Cheese Dip

Lately, I’ve felt the fluttering of a few “missing New York” moments across my heart.  Imagining myself on the loop in Central Park as I pound the treadmill of our apartment building’s gym, going nowhere.  Longing for Tim Keller’s voice and authority in my ears.  Moments on rooftops.  In the year prior to our departure from the city, I dealt with my urge to leave by focusing on the things I loved about New York, the things I could only find there.  I find myself doing that now with Atlanta.  Not because I want to leave, but because I am resigned now to my heart being forever divided between two places.  Thankfully, the division is uneven, as I find that most of the things I love about Atlanta are found in relationships rather than events, in the warmth of home-burning lights instead of sparkling skylines.

Here are a few things you find in the South that would never deign to appear on the streets of Manhattan:  Hey used as a friendly greeting and not a shout of indignation; an American-flag cake composed entirely of cupcakes; the phrase “I’ll get right on that” meaning it will happen sometime in the next two weeks; 5 pm being a reasonable end to a workday.  And cheese dip.

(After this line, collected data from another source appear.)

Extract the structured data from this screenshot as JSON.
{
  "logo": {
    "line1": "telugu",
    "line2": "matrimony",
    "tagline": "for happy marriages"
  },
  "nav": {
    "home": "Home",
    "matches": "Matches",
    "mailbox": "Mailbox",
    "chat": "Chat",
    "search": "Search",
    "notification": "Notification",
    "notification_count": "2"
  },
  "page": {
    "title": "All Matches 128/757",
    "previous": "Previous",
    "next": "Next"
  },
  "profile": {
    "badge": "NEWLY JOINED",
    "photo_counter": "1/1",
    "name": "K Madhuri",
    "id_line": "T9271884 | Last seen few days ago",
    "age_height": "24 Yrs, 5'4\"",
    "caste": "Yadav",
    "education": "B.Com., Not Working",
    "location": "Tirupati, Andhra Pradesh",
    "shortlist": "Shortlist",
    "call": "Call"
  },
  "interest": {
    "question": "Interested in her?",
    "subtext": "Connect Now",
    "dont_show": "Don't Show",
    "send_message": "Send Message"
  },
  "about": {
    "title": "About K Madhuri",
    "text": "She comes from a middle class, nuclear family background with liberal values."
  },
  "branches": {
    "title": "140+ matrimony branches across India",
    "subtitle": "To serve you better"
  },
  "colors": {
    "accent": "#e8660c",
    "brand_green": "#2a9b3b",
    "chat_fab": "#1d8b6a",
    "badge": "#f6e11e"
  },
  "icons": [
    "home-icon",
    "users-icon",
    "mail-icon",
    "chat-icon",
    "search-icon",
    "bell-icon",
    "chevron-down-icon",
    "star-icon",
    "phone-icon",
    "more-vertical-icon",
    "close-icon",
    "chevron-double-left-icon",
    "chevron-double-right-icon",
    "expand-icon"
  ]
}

This week, I was reminded of that glorious culinary achievement when the old Roommate, the Sis and I met up in Buckhead for some Mexican food at Cantina.  While the Sis sipped on Pellegrino, BE and I downed 24-ounce pomegranate margaritas (for $8.50, an volume/cost ratio that you’d also never find in NYC) and all three of us devoured basket after basket of salty chips dipped in melted white cheese.  Then I looked at the menu.  Now I have seen my share of menus, the variety of which grew exponentially during my Manhattan tenure, but even there I was never offered a Trailer Park Taco: flour tortilla filled with lettuce, pico de gallo, cheese sauce (because I hadn’t consumed enough already), and FRIED CHICKEN.  Hello, Jesus.  Thank you for the hug.

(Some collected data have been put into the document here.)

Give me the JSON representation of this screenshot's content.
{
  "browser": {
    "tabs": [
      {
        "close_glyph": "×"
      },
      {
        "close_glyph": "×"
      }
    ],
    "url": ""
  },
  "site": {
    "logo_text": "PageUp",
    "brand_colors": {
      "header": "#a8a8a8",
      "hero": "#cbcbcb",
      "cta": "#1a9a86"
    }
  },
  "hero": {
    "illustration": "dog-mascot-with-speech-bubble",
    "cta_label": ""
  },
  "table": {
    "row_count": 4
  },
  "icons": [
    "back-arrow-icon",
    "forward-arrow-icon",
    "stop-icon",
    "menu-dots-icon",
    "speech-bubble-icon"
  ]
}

In New York, my two jobs had me working with two sets of children: the poor and the richer-than-rich.  At NYU, we saw a Medicaid population. Mostly kids from the boroughs who took the train or bus to come to our clinic.  At my practice on the Upper East Side, which was located in American’s richest zip code, I treated kids who spent their summers in villas across Europe and traveled with their nannies (often in a two-per-one-kid ratio) and a driver to their appointment.  Here at my Marietta practice, I work with kids who have their neighborhood swim team heats written down their arms in Sharpie marker, leading straight to a tangle of silly bandz on their wrists.  In New York, a kid famously told one of the doctors in our practice not to speak to her “like one of his whores.”  I visited a preschool and spoke to three-year-olds, one of whose responses to my call for questions was, “My daddy drinks too much.”  Last week, I met a three-year-old who twirled on her toes as she introduced me to her “mommy’s husband, whose name is Daddy,” and her “daddy’s wife, whose name is Mommy.”  Later in the afternoon, a particularly witty teenager who sat waiting in the chair looked at the similarly-aged girl across from him and said, “So.  What are you in for?”

I know there are dysfunctional families in every corner of the country (like yours and mine, for example), but the kids here get to be kids for a lot longer than the ones in the 10021.

In the car the other day, after I had seen one trite church billboard too many, I ached a little for the city’s challenge to my faith, for the way the sunset glowed off the buildings, for the wine bar a few steps from my apartment.  The BF had mentioned the night before that it seemed like so long ago that we were falling asleep in a loft with a ceiling three feet above our head.  I wonder sometimes–fretfully and fitfully–if, eventually, it will all just seem like a dream.  Like our trips to Atlanta when I was a kid, driving over for Falcons games or Six Flags trips and falling asleep on the way home only to wake up as we pulled in the driveway and ask myself if we were ever really there.  Will there be a day when the city and I are strangers to each other?

On the road, a car with a “Show me his birth certificate” sticker next to a “Honk if you love Jesus” one blew past me, and I recoiled in a way I never would have without my five-year Southern break.  Nope, I thought, we’ll never be strangers.  New York is part of my story, part of who I am now.  Which means that divided heart or not, I can have my cheese dip and eat it too.